Hakenkreuze übermalen – und dafür bestraft werden? In Göttingen hat das Bündnis gegen Rechts genau das getan. Jetzt hat das Gericht entschieden.
Das Amtsgericht Göttingen hat mit einem bemerkenswerten Beschluss für Aufmerksamkeit gesorgt: Das unbefugte Übermalen von Hakenkreuzen zieht nicht zwangsläufig eine Strafe nach sich. Von dieser Entscheidung profitierte das Bündnis gegen Rechts. Dessen Mitglieder hatten im Dezember 2024 mehrere Hakenkreuze an einem Hochhaus im Göttinger Iduna-Zentrum mit violetten Herzen übermalt. Die Hausverwaltung stellte daraufhin Anzeige gegen Ezra Rudolph, Sprecher*in des Bündnisses. Die Staatsanwaltschaft beantragte daraufhin einen Strafbefehl – der nun vom Amtsgericht aufgehoben wurde.
Zögerliches Verhalten der Hausverwaltung
Bereits Monate vor der Aktion waren den Aktivist:innen Nazi-Symbole aufgefallen, die mutmaßlich von einem 41-jährigen Mann an die Wände geschmiert worden waren. Im Anschluss forderte das Bündnis die Hausverwaltung auf, die Hakenkreuze vollständig zu entfernen.
Diese reagierte zwar – übermalte die Symbole jedoch nur provisorisch mit weißer Farbe, sodass sie weiterhin erkennbar blieben. Eine vollständige Entfernung sei laut Hausverwaltung sehr aufwendig und kostspielig gewesen. Die Entscheidung darüber hätte erst in einer Eigentümerversammlung getroffen werden müssen.
Die Aktion und ihre Folgen
Nach rund 60 Tagen wurde das Bündnis schließlich selbst aktiv. Im Dezember 2024 trafen sich mehrere Dutzend Aktivist:innen im Treppenhaus des Iduna-Zentrums, um die Hakenkreuze mit lila Farbe zu überstreichen.
Als Folge stellte die Hausverwaltung Ende Januar Strafanzeige gegen Rudolph wegen Sachbeschädigung, woraufhin die Staatsanwaltschaft einen Strafbefehl erließ.
Amtsgericht sorgt für Wende
Das Amtsgericht Göttingen kam jedoch zu einem anderen Schluss: Ein hinreichender Tatverdacht liege nicht vor.
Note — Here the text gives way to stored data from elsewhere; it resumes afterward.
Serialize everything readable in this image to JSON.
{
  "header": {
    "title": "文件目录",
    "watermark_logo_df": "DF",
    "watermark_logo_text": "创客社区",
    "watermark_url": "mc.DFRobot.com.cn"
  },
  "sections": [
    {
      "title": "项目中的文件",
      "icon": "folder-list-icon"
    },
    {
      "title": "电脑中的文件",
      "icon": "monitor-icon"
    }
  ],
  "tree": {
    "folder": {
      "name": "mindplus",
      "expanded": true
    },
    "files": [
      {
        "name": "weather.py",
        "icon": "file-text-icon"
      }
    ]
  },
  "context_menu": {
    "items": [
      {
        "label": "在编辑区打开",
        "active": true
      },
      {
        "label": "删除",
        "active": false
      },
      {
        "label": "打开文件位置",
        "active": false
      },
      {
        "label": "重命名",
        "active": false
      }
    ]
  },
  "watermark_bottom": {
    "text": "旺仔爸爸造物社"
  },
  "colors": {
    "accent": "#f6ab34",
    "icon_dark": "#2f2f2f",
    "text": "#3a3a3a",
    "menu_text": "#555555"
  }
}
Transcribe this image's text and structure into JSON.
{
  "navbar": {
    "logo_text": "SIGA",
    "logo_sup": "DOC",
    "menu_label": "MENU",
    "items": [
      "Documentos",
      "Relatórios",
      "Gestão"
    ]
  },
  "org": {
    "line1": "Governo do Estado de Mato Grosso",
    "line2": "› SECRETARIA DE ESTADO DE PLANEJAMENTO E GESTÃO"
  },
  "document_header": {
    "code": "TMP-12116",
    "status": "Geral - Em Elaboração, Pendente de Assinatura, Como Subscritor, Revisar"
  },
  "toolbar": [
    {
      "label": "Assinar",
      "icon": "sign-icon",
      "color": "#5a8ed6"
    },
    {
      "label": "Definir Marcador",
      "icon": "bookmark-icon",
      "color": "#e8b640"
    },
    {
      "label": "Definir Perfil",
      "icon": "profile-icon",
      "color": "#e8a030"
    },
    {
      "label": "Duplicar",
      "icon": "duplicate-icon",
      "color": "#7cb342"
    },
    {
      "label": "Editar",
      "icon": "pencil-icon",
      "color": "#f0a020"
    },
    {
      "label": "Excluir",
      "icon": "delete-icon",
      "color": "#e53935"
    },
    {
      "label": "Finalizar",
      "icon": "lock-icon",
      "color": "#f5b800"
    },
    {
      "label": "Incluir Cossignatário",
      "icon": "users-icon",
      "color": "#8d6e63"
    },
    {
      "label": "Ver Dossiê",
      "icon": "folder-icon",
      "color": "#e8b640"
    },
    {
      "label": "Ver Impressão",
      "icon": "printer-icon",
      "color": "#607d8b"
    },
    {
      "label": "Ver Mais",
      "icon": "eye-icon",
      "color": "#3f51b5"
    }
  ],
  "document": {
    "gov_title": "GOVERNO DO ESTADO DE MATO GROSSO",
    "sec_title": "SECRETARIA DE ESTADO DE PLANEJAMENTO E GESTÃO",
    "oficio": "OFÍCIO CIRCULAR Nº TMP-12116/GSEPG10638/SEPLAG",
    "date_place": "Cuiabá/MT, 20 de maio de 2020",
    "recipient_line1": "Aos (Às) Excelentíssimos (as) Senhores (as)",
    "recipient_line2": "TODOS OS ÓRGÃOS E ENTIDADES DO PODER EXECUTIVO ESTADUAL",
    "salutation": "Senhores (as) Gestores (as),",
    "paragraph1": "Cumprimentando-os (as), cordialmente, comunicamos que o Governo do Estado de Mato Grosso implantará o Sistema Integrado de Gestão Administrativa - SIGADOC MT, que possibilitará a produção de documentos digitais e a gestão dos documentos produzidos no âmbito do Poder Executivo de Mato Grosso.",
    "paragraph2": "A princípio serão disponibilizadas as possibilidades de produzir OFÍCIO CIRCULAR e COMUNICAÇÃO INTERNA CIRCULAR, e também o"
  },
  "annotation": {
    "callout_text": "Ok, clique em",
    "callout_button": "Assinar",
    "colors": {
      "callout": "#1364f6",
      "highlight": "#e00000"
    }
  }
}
Rudolph habe lediglich bereits bestehende Beschmierungen an den Wänden übermalt, heißt es im Beschluss.
Das Gericht stellte klar, dass keine Sachbeschädigung vorliegt, da das äußere Erscheinungsbild nicht „im rechtsgutspezifischen Sinne“ verändert wurde. Dies gelte umso mehr, wenn „offensichtlich verfassungswidrige Inhalte, die vom Eigentümer zu entfernen waren, Gegenstand der (ersten) Beschmierung sind“, hieß es weiter.
Ein Beschluss mit Signalwirkung
Rudolph zeigt sich erleichtert und schöpft Hoffnung aus diesem Beschluss:
„Die Entscheidung zeigt, dass der Rechtsstaat funktioniert und Zivilcourage schützt. Sie stärkt alle Menschen, die Verfassungsfeindlichkeit im öffentlichen Raum nicht dulden. Wir hoffen, dass dieses Urteil auch in ähnlichen Fällen richtungsweisend sein wird.“
Mit dem Göttinger Beschluss hat das Amtsgericht ein wichtiges Signal gesetzt: Wer verfassungsfeindliche Symbole entfernt oder übermalt, handelt nicht automatisch rechtswidrig – sondern kann sich auf das Grundprinzip einer wehrhaften Demokratie berufen.